Her green eyes burned at him like green coals squeezing themselves into diamonds.  He hesitated.

“Don't fuck with me!”

He stood there, wavering.

“Goddamn you, Herman!” Belinda brushed the hair out of her eyes, flaring her nostrils like a bull about to charge.  He never knew why she insisted on having bangs that length.  Trim them shorter and they'll be out of the eyes or grow them longer and tuck them out!  JESUS.  She sure looked good, though.

He turned around and started up the stairs. She followed him, grumbling the whole way.  He had no money and no checks to give her.  His bank had closed his empty account three-weeks ago.   He did not know what he would do when they got up there.  Every step rumbled as if the Earth's gravity had started to pull harder and harder at the stairs.

“Jesus, Herman, what a shithole...”

He reached for the door just as she uttered it and the stairs gave way and the two crashed back towards the Earth.  Her mind didn't even have time to calculate a reaction as Herman's shadow blotted out the sky.

Her body twitched under him like a cockroach that had finally succumbed to the blows of his stamping foot.  He couldn't move; he just lay there, staring up at the sky.  For just an instant the whole world stopped around him as he lay there, just lay there.  He knew he should get up, but he couldn't.  She stopped.  The world started spinning, faster and faster, until he had to draw his eyes to a close.  His heart flitted at an incalculable rate.   He twitched every time he tried to draw a breath.  Goddd, he thought, as the last of the oxygen left his brain...
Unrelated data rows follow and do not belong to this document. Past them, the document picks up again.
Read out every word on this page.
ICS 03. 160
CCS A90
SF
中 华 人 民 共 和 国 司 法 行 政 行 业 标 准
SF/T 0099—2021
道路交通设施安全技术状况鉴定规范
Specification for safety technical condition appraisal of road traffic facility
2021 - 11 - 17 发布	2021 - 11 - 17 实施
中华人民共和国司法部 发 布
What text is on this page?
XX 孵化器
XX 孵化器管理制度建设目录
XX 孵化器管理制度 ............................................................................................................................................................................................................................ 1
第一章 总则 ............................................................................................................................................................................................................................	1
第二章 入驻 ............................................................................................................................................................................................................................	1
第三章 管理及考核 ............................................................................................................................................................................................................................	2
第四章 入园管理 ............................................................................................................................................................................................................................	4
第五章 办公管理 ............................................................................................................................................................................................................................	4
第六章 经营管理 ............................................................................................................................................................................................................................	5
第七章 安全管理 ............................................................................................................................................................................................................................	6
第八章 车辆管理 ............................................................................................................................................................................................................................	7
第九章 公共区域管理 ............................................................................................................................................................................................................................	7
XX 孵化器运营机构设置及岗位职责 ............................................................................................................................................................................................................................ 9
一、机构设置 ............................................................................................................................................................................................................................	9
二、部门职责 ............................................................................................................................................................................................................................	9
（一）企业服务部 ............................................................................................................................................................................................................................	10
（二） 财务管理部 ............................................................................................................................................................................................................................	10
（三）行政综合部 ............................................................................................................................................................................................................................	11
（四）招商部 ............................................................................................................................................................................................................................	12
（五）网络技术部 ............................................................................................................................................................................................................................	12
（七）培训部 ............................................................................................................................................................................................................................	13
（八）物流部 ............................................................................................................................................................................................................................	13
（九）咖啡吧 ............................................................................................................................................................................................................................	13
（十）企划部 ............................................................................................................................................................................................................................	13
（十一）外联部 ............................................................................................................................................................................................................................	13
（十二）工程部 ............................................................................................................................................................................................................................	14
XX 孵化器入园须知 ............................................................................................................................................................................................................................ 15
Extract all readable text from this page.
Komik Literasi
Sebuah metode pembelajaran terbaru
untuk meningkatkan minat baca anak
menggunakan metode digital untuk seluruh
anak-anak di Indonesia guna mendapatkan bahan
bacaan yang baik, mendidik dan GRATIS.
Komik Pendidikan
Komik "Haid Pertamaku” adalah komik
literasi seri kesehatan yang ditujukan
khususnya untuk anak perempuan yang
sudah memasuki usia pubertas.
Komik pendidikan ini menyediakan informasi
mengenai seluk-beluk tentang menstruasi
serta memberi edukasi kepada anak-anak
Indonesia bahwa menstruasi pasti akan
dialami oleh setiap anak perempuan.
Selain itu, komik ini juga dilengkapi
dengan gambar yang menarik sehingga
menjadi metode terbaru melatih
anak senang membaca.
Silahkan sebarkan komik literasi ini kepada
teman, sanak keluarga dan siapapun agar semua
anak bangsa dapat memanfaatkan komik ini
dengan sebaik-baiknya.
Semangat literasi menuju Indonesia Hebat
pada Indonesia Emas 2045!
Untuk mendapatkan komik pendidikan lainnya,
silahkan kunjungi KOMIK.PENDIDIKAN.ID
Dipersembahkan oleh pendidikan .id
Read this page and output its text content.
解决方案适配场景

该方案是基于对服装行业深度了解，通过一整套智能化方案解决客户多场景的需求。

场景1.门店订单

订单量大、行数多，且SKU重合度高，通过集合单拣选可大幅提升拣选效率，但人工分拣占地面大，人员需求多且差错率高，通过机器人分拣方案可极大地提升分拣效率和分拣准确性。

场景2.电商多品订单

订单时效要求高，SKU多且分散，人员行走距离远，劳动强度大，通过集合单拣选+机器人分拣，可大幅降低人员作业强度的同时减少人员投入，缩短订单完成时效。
...his vision blurred and the sand encrusted him and he was buried except for his head and the sand typhooned around him and his face was being eroded so he squinted until he had to close his eyes entirely.  He saw the soft-brown glow from the sun through the semi-opaque blinders of his eyelids.  Then the Earth swallowed him up just like it had Rome, Egypt, and the countless other forgotten empires that had come before.  For a moment, everything was at peace.